Gravitational lensing is tricky enough to measure, but how can we use it to track down the elusive ‘dark matter’ that constitutes the great bulk of the matter in the universe? Remarkably, researchers at Johns Hopkins, working with the Space Telescope Science Institute, think they have found a way. Using the Hubble telescope, they’ve measured how gravity from unseen dark matter creates small distortions in the shapes of galaxies as seen from Earth. Their work has focused on two galactic clusters in the southern sky roughly 7 billion light years away; each contains more than 400 galaxies.
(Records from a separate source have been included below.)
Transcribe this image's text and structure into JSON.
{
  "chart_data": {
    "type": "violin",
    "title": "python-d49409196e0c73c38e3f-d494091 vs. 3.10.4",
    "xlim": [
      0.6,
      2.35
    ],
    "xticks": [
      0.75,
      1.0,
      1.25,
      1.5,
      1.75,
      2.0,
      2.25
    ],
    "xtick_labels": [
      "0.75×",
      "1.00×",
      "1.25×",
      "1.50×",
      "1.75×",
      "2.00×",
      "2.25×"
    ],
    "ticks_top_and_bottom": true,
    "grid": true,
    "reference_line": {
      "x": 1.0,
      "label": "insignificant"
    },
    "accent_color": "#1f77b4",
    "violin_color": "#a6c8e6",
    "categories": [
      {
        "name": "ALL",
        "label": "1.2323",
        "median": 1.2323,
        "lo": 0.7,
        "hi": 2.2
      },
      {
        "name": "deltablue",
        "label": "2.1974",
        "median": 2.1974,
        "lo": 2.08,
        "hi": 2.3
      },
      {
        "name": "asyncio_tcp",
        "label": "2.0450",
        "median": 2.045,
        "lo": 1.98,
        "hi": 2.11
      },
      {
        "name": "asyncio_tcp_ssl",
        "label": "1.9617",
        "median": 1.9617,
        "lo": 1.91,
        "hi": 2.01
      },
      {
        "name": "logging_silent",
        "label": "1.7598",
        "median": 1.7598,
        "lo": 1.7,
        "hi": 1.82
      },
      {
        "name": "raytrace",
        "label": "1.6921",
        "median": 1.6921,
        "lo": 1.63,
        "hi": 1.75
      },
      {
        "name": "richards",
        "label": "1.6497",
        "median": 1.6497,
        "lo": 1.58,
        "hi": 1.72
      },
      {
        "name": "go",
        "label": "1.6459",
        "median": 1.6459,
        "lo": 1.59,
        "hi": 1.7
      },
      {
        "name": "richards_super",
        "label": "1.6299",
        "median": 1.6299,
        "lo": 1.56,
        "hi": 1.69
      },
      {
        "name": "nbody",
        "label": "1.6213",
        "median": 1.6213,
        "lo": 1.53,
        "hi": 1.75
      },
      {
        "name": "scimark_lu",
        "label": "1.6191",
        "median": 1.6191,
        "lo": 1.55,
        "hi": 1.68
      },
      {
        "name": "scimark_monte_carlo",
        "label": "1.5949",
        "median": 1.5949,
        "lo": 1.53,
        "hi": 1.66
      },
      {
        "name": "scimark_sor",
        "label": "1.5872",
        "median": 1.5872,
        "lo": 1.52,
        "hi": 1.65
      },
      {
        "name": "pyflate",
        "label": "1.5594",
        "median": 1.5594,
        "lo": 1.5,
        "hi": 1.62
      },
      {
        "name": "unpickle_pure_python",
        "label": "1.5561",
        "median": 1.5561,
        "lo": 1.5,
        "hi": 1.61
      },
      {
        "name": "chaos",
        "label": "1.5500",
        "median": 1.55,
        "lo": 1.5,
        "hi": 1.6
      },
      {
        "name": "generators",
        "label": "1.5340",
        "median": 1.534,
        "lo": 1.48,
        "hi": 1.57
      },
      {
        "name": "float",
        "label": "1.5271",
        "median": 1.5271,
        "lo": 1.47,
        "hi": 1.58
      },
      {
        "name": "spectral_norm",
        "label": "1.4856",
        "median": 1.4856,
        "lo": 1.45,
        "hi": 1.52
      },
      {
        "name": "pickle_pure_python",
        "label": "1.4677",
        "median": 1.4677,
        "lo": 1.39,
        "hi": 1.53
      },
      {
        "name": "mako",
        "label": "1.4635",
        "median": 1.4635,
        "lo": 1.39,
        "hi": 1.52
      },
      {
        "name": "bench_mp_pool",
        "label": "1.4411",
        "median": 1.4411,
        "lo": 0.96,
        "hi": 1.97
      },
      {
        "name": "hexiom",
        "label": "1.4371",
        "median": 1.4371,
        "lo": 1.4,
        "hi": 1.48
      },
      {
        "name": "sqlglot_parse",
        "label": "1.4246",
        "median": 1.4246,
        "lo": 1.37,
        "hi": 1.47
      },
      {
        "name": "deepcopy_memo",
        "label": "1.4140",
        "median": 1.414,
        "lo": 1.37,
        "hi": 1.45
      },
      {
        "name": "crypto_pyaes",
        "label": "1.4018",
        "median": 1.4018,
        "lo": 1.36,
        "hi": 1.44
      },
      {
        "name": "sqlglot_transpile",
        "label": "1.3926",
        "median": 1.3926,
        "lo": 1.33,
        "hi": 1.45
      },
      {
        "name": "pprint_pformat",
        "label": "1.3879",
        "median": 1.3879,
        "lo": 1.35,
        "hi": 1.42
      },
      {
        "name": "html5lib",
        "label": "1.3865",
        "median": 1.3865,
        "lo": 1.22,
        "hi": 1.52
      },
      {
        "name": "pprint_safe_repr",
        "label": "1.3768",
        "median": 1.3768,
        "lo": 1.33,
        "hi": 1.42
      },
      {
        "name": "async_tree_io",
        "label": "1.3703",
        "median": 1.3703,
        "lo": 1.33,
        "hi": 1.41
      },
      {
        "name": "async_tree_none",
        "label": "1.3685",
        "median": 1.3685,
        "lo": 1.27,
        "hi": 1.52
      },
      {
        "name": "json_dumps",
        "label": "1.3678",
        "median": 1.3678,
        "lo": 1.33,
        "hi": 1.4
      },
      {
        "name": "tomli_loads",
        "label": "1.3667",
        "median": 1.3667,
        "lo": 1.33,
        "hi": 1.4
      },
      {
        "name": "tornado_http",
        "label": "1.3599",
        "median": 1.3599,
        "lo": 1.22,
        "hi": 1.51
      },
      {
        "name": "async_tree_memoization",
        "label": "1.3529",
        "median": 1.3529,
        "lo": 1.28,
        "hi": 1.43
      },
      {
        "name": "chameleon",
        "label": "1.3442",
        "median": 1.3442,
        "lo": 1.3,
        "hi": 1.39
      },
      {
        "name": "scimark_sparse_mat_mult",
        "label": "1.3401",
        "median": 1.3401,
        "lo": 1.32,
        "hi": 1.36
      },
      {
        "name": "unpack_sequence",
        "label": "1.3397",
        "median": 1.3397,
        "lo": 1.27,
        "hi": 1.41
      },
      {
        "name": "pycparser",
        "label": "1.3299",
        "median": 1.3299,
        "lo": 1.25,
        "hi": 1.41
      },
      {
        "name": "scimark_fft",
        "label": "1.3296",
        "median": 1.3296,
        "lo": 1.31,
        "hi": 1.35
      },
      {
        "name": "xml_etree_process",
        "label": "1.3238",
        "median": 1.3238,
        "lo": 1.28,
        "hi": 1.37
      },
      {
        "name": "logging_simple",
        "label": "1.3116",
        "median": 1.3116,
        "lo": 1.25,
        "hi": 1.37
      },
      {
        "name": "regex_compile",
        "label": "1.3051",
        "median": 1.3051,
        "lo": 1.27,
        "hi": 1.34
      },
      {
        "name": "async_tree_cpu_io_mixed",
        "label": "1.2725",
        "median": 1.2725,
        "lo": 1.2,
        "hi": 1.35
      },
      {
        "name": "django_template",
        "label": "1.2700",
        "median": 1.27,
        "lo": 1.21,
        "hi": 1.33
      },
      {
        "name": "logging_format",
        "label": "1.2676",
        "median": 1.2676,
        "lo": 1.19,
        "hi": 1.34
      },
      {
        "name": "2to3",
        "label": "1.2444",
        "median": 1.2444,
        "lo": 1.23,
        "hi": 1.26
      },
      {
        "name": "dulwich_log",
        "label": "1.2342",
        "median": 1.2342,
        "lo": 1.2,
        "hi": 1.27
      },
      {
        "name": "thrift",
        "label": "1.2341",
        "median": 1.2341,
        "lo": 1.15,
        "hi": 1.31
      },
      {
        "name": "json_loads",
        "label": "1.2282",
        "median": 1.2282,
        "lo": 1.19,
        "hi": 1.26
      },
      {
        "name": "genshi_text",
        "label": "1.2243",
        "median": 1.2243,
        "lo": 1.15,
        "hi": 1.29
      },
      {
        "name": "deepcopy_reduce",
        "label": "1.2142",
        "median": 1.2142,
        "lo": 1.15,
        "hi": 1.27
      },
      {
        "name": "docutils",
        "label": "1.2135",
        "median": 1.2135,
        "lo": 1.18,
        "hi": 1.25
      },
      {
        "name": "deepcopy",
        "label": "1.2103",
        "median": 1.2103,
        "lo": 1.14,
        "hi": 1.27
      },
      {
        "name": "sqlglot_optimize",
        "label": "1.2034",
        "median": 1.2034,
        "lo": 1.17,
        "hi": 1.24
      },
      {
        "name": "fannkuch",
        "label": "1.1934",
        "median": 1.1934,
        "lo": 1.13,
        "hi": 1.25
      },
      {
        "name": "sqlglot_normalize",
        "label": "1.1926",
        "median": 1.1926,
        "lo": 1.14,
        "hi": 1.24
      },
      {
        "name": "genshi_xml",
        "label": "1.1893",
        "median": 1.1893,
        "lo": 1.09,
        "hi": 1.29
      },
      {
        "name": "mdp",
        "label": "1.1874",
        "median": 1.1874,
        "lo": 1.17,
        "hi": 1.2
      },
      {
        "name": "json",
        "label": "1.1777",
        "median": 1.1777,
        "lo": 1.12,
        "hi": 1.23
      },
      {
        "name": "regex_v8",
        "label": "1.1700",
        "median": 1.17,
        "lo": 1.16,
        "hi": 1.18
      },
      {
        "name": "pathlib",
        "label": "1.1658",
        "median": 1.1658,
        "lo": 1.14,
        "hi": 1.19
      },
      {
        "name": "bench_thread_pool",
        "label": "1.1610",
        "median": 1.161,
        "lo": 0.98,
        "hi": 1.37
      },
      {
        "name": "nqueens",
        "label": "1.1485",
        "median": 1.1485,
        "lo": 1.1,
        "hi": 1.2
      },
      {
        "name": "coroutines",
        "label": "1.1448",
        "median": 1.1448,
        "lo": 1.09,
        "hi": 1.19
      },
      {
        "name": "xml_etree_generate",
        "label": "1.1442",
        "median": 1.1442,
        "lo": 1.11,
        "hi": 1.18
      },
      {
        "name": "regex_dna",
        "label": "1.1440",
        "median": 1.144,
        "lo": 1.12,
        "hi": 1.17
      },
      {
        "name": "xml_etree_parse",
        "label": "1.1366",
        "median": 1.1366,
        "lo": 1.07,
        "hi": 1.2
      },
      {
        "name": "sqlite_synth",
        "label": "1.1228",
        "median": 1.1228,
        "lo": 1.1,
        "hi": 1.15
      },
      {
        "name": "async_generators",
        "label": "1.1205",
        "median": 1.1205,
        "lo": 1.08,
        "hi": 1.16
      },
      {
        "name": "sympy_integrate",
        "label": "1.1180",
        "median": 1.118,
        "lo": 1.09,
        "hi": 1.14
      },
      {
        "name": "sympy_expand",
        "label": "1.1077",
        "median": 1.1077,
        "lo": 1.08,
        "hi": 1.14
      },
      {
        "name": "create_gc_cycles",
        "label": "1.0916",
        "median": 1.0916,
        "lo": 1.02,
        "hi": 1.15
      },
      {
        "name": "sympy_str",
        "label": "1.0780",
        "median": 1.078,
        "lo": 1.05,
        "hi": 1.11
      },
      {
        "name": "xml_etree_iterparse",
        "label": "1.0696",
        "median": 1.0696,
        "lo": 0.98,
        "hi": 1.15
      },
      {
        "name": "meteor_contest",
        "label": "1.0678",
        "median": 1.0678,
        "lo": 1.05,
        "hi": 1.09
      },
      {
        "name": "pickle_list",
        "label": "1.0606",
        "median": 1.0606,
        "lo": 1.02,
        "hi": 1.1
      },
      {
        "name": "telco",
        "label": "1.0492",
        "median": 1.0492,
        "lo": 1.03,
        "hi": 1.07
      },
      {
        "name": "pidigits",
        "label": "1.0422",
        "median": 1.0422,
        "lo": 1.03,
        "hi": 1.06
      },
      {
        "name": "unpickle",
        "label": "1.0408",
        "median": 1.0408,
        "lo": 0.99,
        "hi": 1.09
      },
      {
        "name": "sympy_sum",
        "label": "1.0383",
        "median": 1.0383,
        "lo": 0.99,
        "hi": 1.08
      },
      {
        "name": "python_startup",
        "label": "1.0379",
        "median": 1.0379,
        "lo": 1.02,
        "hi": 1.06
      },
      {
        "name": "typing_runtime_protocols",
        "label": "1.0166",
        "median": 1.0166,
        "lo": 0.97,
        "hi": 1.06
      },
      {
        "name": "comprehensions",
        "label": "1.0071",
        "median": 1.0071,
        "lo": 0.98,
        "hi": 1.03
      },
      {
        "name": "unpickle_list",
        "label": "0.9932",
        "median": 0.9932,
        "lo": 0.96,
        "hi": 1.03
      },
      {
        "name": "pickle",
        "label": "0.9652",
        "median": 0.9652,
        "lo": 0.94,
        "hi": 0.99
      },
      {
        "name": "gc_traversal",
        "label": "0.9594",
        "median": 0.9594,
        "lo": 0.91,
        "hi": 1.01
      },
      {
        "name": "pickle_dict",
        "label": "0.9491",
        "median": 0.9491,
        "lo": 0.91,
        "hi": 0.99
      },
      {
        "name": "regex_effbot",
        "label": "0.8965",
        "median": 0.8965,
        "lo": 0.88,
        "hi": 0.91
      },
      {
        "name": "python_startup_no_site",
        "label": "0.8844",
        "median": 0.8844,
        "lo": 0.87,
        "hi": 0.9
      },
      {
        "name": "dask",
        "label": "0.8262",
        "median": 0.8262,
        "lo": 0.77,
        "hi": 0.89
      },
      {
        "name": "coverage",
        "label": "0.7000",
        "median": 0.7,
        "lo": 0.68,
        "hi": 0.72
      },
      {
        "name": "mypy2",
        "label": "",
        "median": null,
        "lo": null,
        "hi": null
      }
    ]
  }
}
That dark matter is a mystery needs no elaboration here, as it’s always been a reminder that our knowledge of the universe is limited to a small subset of the things we can see and understand. Indeed, dark matter is only part of the story. Some 70 percent of the entire universe is now thought to be ‘dark energy,’ an even more mysterious ingredient that plays a role in the expansion of the cosmos. With another 25 percent of all things being tied up in dark matter, that leaves the normal, visible matter we take for granted in things like water, trees, stars and galaxies as merely five percent of everything that is out there.

Dark matter is thus a confounding challenge to our everyday perceptions, but one slowly yielding to analysis. The current dark matter work proceeds on a key assumption: that visible matter and dark matter should coalesce at the same places because gravity pulls them together. In other words, concentrated dark matter should attract visible matter, and thus have a role in the formation of stars and galaxies themselves. The team’s work has resulted in computer-simulated images showing the location of dark matter in relation to the galactic clusters under study.

One finding is that dark matter clumps around the cluster galaxies, which implies that dark matter particles do not collide and scatter, but actually pass through each other. From a Johns Hopkins news release, quoting Myungkook James Jee, an assistant research scientist at Hopkins’ Krieger School of Arts and Sciences:

“Collision-less particles do not bombard one another, the way two hydrogen atoms do. If dark matter particles were collisional, we would observe a much smoother distribution of dark matter, without any small-scale clumpy structures,” Jee said.

Jee goes on to say “The images we took show clearly that the cluster galaxies are located at the densest regions of the dark matter haloes, which are rendered in purple in our images,” an observation that supports the association of dark and visible matter. In such ways do we learn how to study a form of matter that emits no light, and whose composition and effects may have much to say about how the visible universe around us formed.

The team’s findings appear as Jee, White, Ford et al., “Hubble Space Telescope Advanced Camera for Surveys Weak-Lensing and Chandra X-Ray Studies of the High-Redshift Cluster MS 1054-0321,” Astrophysical Journal 634 (December 1, 2005). An abstract is available here. 12/14 update: Cosmic Variance has been carrying on an interesting discussion on these findings.